For the Athlete, It’s a Bit of Heaven : Yale’s Gym Has 14 Floors of Wall-to-Wall Physical Fitness
NEW HAVEN, Conn. — They call it “the cathedral of sweat,” or “the gym for all reasons.”
The Guinness Book of Records lists it as the largest gym on earth.
The 53-year-old, 14-story Payne Whitney Gymnasium is a monument to Yale University’s commitment to physical fitness.
You would never look at the opulent Gothic sandstone structure and say, “Oh, there’s the gym.”
Strangers on campus usually remark: “Look at that beautiful church.” It’s designed after the Liverpool cathedral in Liverpool, England.
Every day an average of 4,000 students, faculty and staff suit up at Payne Whitney for a variety of sports somewhere on one of the 14 floors, in the basement or sub-basement.
Basketball, wrestling, fencing, track, swimming, water polo, volleyball, rowing, squash, polo, ballet, yoga, aerobics, racquetball, handball, soccer, gymnastics, karate, judo, table tennis, rugby, lacrosse, weight and exercise classes and much, much more take place in the giant gymnasium. There is even a golf driving range.
In bad weather, rowers come inside and do their rowing in three tanks in Payne Whitney. Water is pumped past the rowers at seven knots an hour, simulating the current in the Housatonic River and generating whitecaps in the tanks.
The 15-meter practice pool on the third-floor holds 350,000 gallons of water and is the largest above-ground swimming pool in the world.
On the ground floor, the Robert Kiphuth Memorial Exhibition Pool Stadium seats 3,000.
Two polo rooms in the gym are the first of their kind anywhere. The polo player mounts a leather-padded wooden horse bolted to the floor. The horse is surrounded by padded walls, and a sloped floor returns the ball to the rider’s side.
For years, freshmen at Yale had to pass a posture test or attend corrective classes in the Payne Whitney posture room.
Walls of the gym are lined with photos of Yale athletes and intermural sports club members dating back to the 1880s. Currier and Ives lithographs of cricket, horse racing, boxing, basketball and volleyball also decorate the gym.

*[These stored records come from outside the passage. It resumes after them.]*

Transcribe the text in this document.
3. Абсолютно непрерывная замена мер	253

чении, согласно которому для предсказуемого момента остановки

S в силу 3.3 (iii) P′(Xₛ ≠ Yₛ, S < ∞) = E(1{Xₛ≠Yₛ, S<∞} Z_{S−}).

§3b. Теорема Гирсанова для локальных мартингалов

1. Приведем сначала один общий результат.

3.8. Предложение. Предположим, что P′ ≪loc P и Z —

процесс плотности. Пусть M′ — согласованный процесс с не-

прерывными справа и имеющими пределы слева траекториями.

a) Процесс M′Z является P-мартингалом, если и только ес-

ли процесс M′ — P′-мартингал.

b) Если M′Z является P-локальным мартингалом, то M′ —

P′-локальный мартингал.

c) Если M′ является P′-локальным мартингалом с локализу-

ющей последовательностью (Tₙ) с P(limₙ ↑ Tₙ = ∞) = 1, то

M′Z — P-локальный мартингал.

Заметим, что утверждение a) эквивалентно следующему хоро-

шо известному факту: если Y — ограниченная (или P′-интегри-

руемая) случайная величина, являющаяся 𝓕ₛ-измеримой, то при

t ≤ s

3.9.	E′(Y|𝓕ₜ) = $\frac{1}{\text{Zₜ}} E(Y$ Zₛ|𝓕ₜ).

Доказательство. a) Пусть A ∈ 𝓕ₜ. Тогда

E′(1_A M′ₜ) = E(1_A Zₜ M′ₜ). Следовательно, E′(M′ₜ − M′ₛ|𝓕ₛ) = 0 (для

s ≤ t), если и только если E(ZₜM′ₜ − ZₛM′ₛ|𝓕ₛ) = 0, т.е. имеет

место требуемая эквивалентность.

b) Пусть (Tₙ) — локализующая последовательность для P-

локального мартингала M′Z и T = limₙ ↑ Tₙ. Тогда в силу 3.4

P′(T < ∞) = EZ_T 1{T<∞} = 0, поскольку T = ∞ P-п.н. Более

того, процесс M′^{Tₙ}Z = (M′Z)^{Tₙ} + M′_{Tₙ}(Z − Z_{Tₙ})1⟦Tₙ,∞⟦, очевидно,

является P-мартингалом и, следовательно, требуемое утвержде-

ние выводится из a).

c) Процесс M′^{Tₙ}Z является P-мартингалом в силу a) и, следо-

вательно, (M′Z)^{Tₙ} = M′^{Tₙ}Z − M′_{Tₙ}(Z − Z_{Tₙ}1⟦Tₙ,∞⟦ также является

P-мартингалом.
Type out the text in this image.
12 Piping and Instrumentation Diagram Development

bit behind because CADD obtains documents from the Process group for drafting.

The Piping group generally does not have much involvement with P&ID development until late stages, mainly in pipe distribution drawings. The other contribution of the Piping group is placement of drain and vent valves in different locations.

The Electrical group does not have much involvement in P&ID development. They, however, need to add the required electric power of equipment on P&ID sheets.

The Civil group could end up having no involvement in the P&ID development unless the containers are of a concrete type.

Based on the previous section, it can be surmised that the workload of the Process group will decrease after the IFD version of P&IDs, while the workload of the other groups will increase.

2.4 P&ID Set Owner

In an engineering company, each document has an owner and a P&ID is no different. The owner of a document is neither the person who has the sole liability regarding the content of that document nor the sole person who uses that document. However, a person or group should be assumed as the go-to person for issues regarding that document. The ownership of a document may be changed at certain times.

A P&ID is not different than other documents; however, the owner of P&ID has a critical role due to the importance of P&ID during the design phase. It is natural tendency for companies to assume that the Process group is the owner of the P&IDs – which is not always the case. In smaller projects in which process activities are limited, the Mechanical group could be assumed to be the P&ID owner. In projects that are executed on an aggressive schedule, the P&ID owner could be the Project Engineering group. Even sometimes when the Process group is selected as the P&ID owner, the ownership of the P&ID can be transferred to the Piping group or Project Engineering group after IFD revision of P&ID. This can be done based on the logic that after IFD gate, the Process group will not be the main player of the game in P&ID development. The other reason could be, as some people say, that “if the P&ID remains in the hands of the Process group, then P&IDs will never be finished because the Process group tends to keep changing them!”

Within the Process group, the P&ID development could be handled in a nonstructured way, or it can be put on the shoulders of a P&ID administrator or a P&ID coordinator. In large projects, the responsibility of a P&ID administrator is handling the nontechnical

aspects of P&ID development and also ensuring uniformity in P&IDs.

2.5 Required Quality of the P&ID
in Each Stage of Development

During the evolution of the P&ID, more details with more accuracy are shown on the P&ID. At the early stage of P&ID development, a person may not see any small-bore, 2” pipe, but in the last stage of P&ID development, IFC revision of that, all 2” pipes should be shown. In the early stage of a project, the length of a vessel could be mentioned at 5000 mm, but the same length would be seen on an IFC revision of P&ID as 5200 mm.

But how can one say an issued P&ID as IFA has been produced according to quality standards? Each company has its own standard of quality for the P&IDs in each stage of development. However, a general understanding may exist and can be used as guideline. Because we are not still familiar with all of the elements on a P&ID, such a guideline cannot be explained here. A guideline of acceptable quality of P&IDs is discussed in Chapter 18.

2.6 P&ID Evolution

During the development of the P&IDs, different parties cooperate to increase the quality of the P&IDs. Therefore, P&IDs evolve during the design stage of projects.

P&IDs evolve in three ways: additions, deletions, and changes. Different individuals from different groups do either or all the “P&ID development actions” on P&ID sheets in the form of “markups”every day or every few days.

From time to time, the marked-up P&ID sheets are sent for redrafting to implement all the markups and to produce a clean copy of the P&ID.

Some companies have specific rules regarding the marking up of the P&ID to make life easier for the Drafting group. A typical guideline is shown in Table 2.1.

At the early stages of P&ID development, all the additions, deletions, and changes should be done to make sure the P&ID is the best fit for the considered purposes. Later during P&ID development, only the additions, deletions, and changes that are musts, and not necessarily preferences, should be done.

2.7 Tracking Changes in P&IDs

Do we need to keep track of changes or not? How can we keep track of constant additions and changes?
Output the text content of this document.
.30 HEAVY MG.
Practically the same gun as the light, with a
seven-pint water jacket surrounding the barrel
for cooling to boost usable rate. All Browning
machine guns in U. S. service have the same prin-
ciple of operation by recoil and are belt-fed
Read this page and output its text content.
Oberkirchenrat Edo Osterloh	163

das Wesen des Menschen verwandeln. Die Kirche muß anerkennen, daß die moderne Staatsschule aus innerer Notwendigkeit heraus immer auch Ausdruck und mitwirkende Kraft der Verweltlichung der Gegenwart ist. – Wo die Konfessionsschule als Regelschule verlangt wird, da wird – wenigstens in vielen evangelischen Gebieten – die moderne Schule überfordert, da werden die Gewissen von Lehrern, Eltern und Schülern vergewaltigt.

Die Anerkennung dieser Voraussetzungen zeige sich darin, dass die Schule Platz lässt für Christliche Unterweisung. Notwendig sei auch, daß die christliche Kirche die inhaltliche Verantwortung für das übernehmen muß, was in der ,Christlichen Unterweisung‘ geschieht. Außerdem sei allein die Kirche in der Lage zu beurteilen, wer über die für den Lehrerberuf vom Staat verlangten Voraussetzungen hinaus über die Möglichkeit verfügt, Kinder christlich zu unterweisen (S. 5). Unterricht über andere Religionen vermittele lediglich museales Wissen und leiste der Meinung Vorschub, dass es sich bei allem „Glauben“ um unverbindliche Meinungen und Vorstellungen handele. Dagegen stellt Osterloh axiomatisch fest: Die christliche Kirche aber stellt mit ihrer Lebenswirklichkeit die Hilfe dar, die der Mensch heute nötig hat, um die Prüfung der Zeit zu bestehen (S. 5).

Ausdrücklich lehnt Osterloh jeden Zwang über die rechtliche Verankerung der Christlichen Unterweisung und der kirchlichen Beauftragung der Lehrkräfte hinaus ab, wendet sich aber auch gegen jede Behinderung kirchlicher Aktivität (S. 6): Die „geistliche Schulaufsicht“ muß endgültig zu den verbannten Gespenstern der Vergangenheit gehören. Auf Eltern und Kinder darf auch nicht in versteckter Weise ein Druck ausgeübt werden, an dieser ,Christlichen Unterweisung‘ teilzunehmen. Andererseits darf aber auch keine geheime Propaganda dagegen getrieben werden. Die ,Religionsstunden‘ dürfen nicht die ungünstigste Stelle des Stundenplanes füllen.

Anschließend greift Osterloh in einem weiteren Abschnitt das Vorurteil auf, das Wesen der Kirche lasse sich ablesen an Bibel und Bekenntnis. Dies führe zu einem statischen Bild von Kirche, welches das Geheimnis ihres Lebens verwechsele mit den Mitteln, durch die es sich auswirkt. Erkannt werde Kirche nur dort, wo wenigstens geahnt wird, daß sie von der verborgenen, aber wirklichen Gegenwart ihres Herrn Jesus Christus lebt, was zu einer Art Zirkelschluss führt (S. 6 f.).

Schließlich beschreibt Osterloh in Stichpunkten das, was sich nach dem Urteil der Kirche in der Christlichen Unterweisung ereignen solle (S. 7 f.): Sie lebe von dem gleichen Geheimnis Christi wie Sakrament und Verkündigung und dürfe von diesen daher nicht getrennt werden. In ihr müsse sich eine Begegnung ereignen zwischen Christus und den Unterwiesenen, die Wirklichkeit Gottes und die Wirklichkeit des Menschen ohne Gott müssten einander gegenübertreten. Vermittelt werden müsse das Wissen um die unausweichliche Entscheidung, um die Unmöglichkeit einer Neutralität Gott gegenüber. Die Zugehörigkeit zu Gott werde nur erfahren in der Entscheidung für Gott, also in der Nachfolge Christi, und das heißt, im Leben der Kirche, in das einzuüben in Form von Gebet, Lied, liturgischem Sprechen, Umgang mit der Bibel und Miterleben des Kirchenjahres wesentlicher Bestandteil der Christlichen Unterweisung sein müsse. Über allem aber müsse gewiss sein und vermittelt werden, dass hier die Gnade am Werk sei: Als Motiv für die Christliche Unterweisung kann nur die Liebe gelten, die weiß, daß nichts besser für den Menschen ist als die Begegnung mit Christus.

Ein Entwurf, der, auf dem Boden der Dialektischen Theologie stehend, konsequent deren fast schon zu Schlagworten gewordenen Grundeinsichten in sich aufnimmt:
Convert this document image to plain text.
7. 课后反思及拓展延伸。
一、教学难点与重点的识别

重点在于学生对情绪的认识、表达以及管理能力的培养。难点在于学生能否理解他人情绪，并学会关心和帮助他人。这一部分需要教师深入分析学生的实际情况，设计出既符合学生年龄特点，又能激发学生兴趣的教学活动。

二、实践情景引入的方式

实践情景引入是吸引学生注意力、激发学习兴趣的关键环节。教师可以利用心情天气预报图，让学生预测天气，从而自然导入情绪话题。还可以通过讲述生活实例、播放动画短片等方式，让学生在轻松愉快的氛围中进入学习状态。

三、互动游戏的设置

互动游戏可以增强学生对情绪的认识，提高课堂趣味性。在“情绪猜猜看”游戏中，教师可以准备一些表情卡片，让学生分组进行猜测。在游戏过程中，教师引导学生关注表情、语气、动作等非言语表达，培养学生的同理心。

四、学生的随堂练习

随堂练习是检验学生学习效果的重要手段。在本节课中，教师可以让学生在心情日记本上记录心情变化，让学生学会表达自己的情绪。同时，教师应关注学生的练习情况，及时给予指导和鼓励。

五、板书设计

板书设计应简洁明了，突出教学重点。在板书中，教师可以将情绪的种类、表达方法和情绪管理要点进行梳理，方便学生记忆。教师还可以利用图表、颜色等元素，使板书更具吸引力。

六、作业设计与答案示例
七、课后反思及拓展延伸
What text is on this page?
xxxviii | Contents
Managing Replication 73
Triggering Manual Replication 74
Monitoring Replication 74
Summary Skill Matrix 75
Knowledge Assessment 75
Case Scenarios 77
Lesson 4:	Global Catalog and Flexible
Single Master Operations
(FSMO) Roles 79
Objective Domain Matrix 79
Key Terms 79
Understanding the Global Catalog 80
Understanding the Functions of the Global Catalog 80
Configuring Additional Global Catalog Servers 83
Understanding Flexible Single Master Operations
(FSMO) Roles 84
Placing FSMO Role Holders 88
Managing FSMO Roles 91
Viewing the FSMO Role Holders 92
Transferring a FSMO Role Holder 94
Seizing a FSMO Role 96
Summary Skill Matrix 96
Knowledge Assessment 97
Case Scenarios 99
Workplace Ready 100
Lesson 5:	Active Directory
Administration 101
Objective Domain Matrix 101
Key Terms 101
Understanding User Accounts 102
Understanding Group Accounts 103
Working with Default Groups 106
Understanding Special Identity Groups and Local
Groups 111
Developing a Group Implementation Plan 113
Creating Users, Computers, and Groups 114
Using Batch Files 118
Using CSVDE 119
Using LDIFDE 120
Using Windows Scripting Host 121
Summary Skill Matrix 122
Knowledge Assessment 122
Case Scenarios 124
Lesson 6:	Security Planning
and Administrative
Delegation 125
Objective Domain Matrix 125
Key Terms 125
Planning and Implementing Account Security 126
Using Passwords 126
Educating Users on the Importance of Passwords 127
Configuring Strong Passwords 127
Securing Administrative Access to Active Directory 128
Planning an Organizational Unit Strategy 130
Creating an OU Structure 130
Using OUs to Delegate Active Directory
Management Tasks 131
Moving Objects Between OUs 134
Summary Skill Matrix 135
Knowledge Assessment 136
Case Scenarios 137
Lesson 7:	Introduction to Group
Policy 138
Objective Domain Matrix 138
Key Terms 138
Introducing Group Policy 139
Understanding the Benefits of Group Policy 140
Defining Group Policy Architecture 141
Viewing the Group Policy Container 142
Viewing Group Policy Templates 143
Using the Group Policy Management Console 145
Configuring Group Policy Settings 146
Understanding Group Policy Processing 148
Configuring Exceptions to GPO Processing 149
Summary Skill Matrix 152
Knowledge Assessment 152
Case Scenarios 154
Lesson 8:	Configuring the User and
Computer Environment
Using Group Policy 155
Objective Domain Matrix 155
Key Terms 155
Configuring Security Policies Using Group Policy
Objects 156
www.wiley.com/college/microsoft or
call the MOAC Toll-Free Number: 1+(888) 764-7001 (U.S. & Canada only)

The building is open from 6:30 a.m. to midnight.
No credits are given for physical education programs, but classes are nearly all filled to capacity. To use the gym, each student, faculty and staff member has to register.
Payne Whitney has 11,000 registered members. Students pay $22 a year for use of locker and towels.
“This place grows on you,” said Jack Knight, 40, building supervisor. “There’s a real sense of history here.”
History and tradition are part and parcel of Yale, which was founded in 1701 and is the third-oldest university in the country.
America’s oldest intercollegiate athletic event, the Harvard-Yale crew race, has been an annual occurrence since 1852.
In 1969, a lot of changes were made in Payne Whitney when women came charging through the gym’s massive glazed-oak doors for the first time. That was the year women were admitted to undergraduate classes at Yale.
Times change. Today the school’s assistant director for athletics and administrator of the gym is Anita Carrieri, 54, a transplanted Southern Californian.
Completed in 1932 the gymnasium is a memorial to Payne Whitney, BA 1898, the gift of his wife and children, Mrs. Charles Shipman Payson and John Hay Whitney, BA 1926. It cost $5.5 million to build 33 years ago.